A MODIFIED VERSION OF THE RATE- AND STATE- DEPENDENT FRICTION LAW DESCRIBING A FRACTURE VELOCITY DEPENDENCE OF FRICTION

Since earthquakes occur along pre-existing faults they have been commonly recognized as resulting from stick-slip frictional instabilities rather than fracture instabilities. Conversely, in this work we propose that the triggering factor of seismic release could be due to stick-slip fracture instabilities because we experimentally found that variations of growth velocity of a rupture have a strong control on friction.

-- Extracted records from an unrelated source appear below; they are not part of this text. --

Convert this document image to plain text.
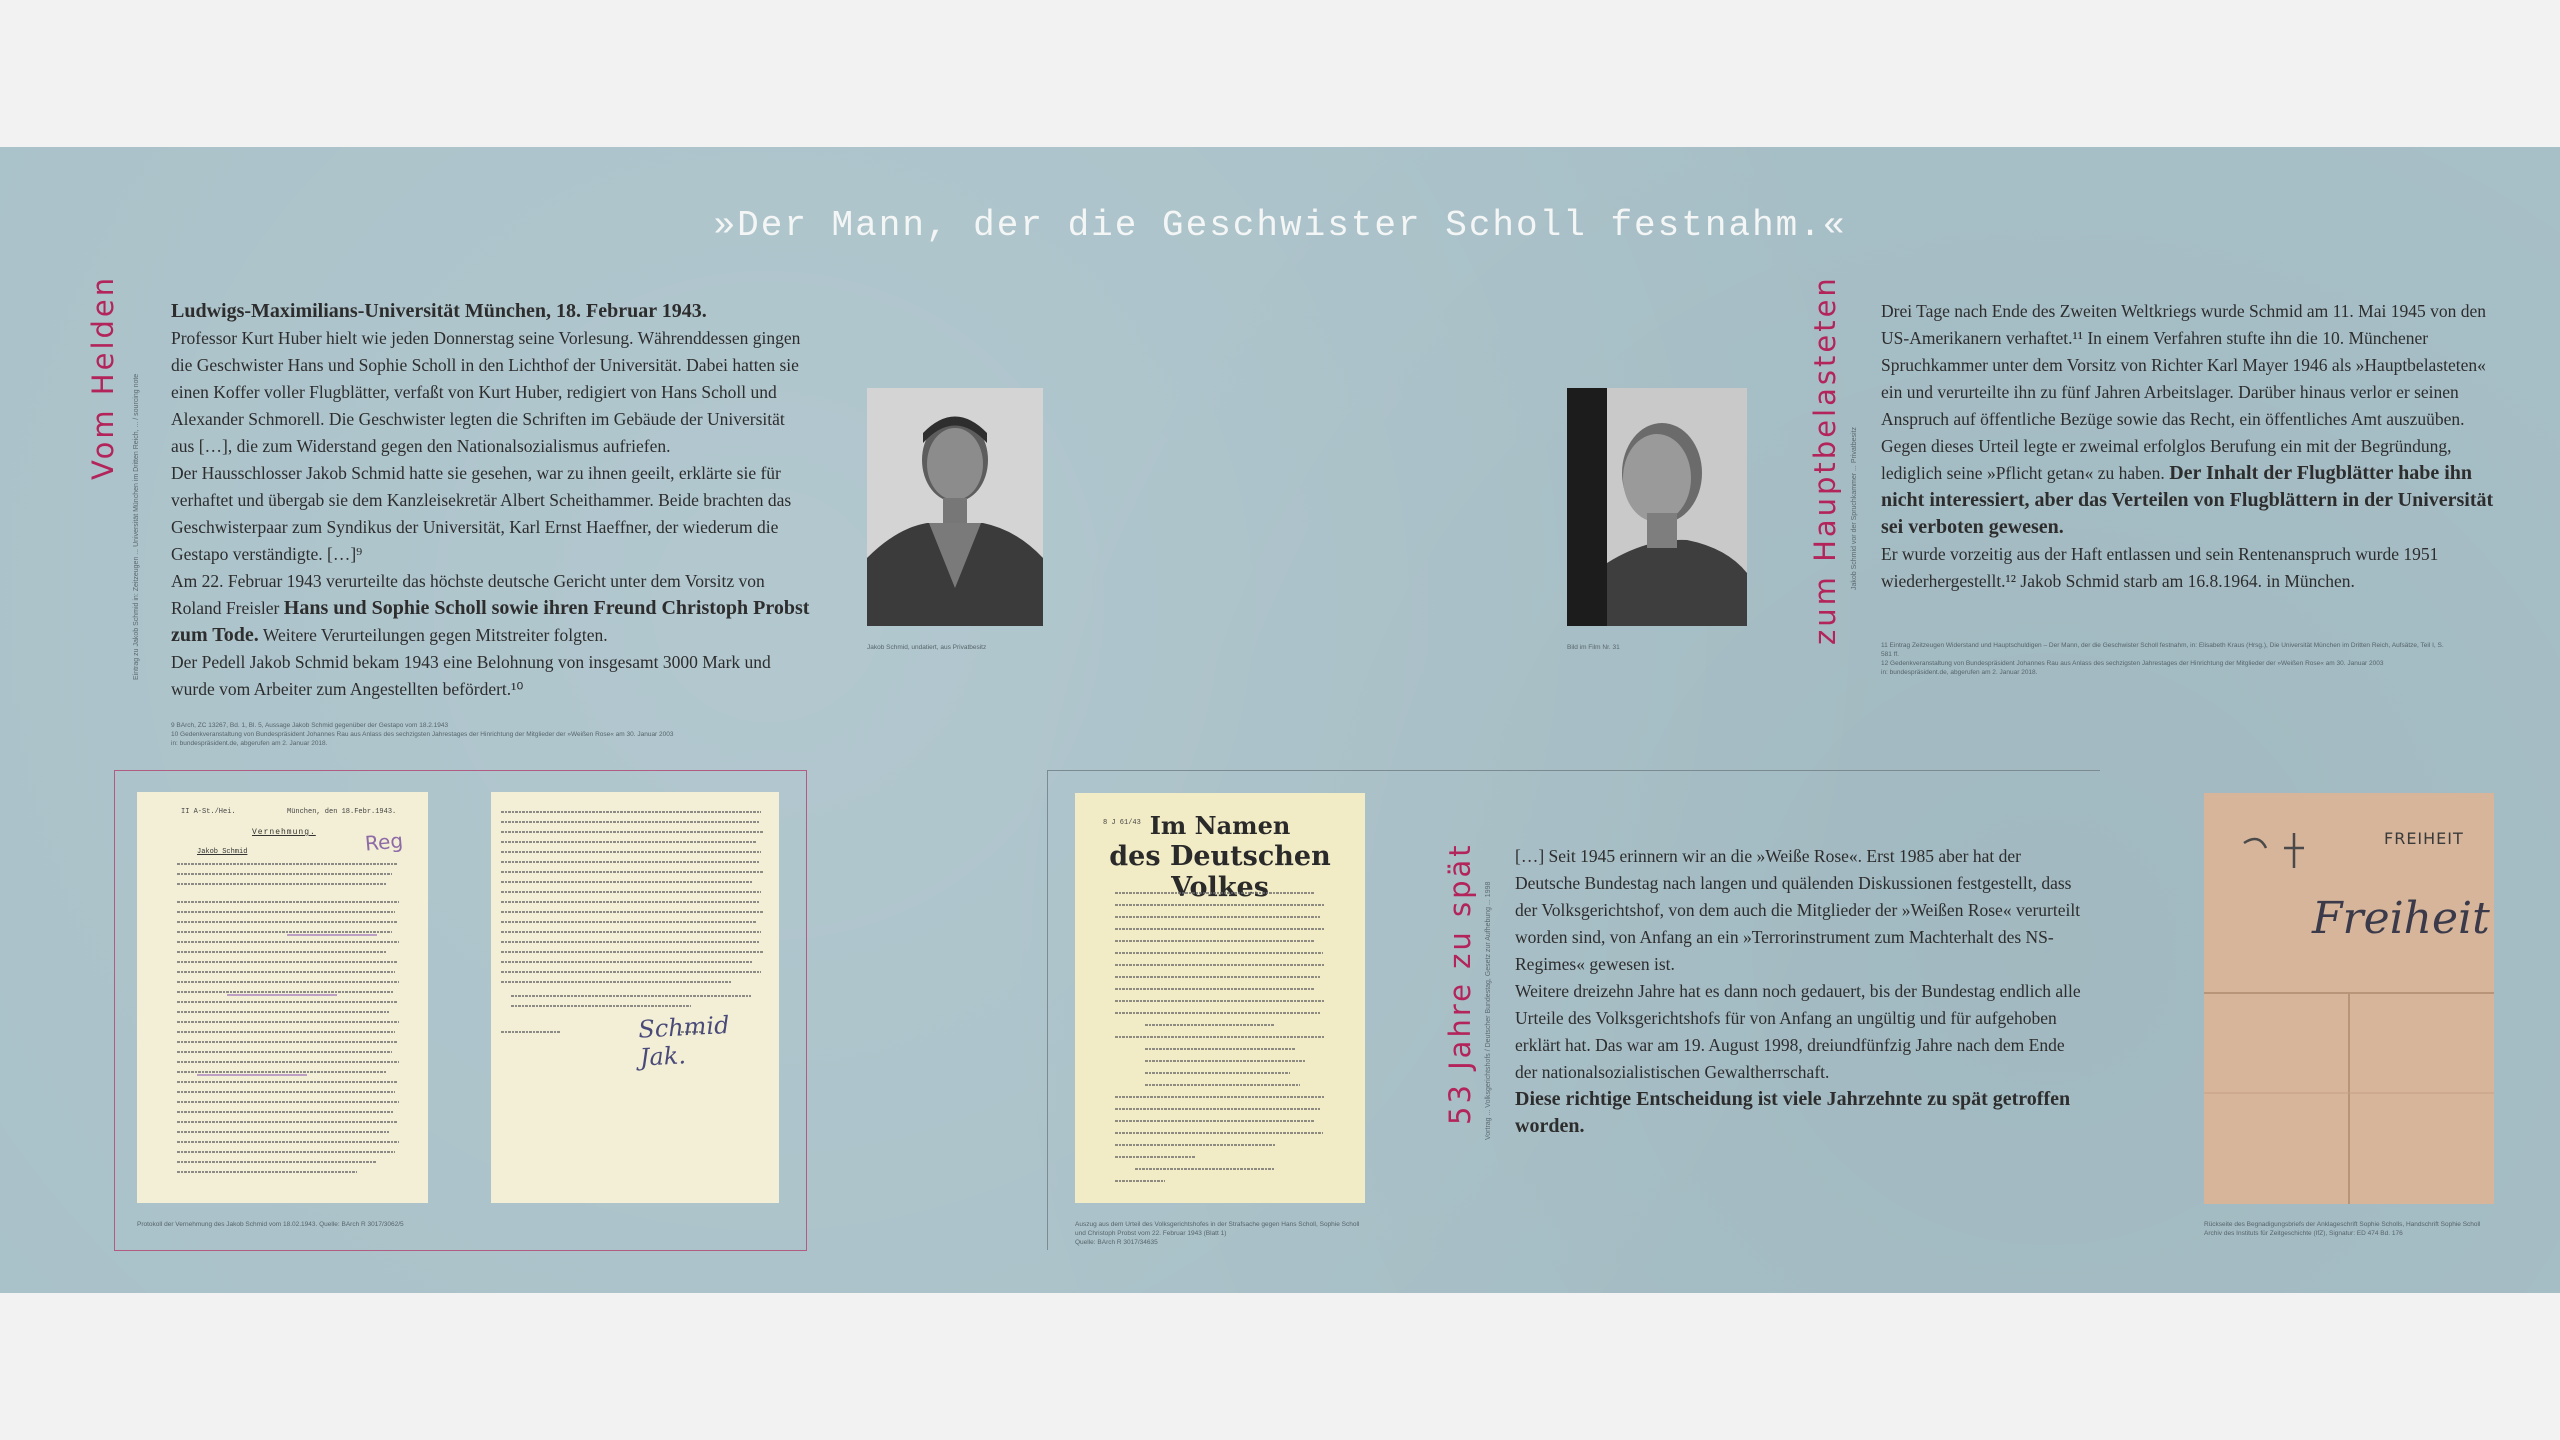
»Der Mann, der die Geschwister Scholl festnahm.«
Vom Helden Eintrag zu Jakob Schmid in: Zeitzeugen ... Universität München im Dritten Reich, ... / sourcing note

Ludwigs-Maximilians-Universität München, 18. Februar 1943.

Professor Kurt Huber hielt wie jeden Donnerstag seine Vorlesung. Währenddessen gingen die Geschwister Hans und Sophie Scholl in den Lichthof der Universität. Dabei hatten sie einen Koffer voller Flugblätter, verfaßt von Kurt Huber, redigiert von Hans Scholl und Alexander Schmorell. Die Geschwister legten die Schriften im Gebäude der Universität aus […], die zum Widerstand gegen den Nationalsozialismus aufriefen.

Der Hausschlosser Jakob Schmid hatte sie gesehen, war zu ihnen geeilt, erklärte sie für verhaftet und übergab sie dem Kanzleisekretär Albert Scheithammer. Beide brachten das Geschwisterpaar zum Syndikus der Universität, Karl Ernst Haeffner, der wiederum die Gestapo verständigte. […]⁹

Am 22. Februar 1943 verurteilte das höchste deutsche Gericht unter dem Vorsitz von Roland Freisler Hans und Sophie Scholl sowie ihren Freund Christoph Probst zum Tode. Weitere Verurteilungen gegen Mitstreiter folgten.

Der Pedell Jakob Schmid bekam 1943 eine Belohnung von insgesamt 3000 Mark und wurde vom Arbeiter zum Angestellten befördert.¹⁰

9 BArch, ZC 13267, Bd. 1, Bl. 5, Aussage Jakob Schmid gegenüber der Gestapo vom 18.2.1943
10 Gedenkveranstaltung von Bundespräsident Johannes Rau aus Anlass des sechzigsten Jahrestages der Hinrichtung der Mitglieder der »Weißen Rose« am 30. Januar 2003
in: bundespräsident.de, abgerufen am 2. Januar 2018.
Jakob Schmid, undatiert, aus Privatbesitz	Bild im Film Nr. 31
zum Hauptbelasteten Jakob Schmid vor der Spruchkammer ... Privatbesitz

Drei Tage nach Ende des Zweiten Weltkriegs wurde Schmid am 11. Mai 1945 von den US-Amerikanern verhaftet.¹¹ In einem Verfahren stufte ihn die 10. Münchener Spruchkammer unter dem Vorsitz von Richter Karl Mayer 1946 als »Hauptbelasteten« ein und verurteilte ihn zu fünf Jahren Arbeitslager. Darüber hinaus verlor er seinen Anspruch auf öffentliche Bezüge sowie das Recht, ein öffentliches Amt auszuüben. Gegen dieses Urteil legte er zweimal erfolglos Berufung ein mit der Begründung, lediglich seine »Pflicht getan« zu haben. Der Inhalt der Flugblätter habe ihn nicht interessiert, aber das Verteilen von Flugblättern in der Universität sei verboten gewesen.

Er wurde vorzeitig aus der Haft entlassen und sein Rentenanspruch wurde 1951 wiederhergestellt.¹² Jakob Schmid starb am 16.8.1964. in München.

11 Eintrag Zeitzeugen Widerstand und Hauptschuldigen – Der Mann, der die Geschwister Scholl festnahm, in: Elisabeth Kraus (Hrsg.), Die Universität München im Dritten Reich, Aufsätze, Teil I, S. 581 ff.
12 Gedenkveranstaltung von Bundespräsident Johannes Rau aus Anlass des sechzigsten Jahrestages der Hinrichtung der Mitglieder der »Weißen Rose« am 30. Januar 2003
in: bundespräsident.de, abgerufen am 2. Januar 2018.
II A-St./Hei.	München, den 18.Febr.1943.
Vernehmung.
Jakob Schmid	Reg
Schmid Jak.
Protokoll der Vernehmung des Jakob Schmid vom 18.02.1943. Quelle: BArch R 3017/3062/5
8 J 61/43 Im Namen
des Deutschen Volkes
Auszug aus dem Urteil des Volksgerichtshofes in der Strafsache gegen Hans Scholl, Sophie Scholl
und Christoph Probst vom 22. Februar 1943 (Blatt 1)
Quelle: BArch R 3017/34635
53 Jahre zu spät Vortrag ... Volksgerichtshofs / Deutscher Bundestag, Gesetz zur Aufhebung ... 1998

[…] Seit 1945 erinnern wir an die »Weiße Rose«. Erst 1985 aber hat der Deutsche Bundestag nach langen und quälenden Diskussionen festgestellt, dass der Volksgerichtshof, von dem auch die Mitglieder der »Weißen Rose« verurteilt worden sind, von Anfang an ein »Terrorinstrument zum Machterhalt des NS-Regimes« gewesen ist.

Weitere dreizehn Jahre hat es dann noch gedauert, bis der Bundestag endlich alle Urteile des Volksgerichtshofs für von Anfang an ungültig und für aufgehoben erklärt hat. Das war am 19. August 1998, dreiundfünfzig Jahre nach dem Ende der nationalsozialistischen Gewaltherrschaft.

Diese richtige Entscheidung ist viele Jahrzehnte zu spät getroffen worden.

FREIHEIT
Freiheit
Rückseite des Begnadigungsbriefs der Anklageschrift Sophie Scholls, Handschrift Sophie Scholl
Archiv des Instituts für Zeitgeschichte (IfZ), Signatur: ED 474 Bd. 176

This statement is done on the basis of experimental results that were achieved by using an analogue model (Tape–Plate model), which is able to simulate different rupture typologies during the disjunction of an adhesive tape from a PVC plate at different, but constant imposed traction velocities. Under particular conditions of temperature and humidity, if the latter are less than 1.8mm/s a completely stable fracture propagation is observed; for values greater than that the rupture advancing obeys a stick-slip dynamic. The analytical description of the TP model evolution is given by a modified version of the rate- and state- dependent friction law. In other words, we affirm that, with little changes, this law can be also used as valid tools to investigate the fracturing processes. These statements imply that: a) the concepts of velocity weakening, steady state velocity weakening and velocity strengthening behaviours cannot be considered due only to sliding processes, but also to fracturing processes; b) we recognized the existence of characteristic rupture phenomena that could be considered as seismic rupture, or as triggering factor of seismic release.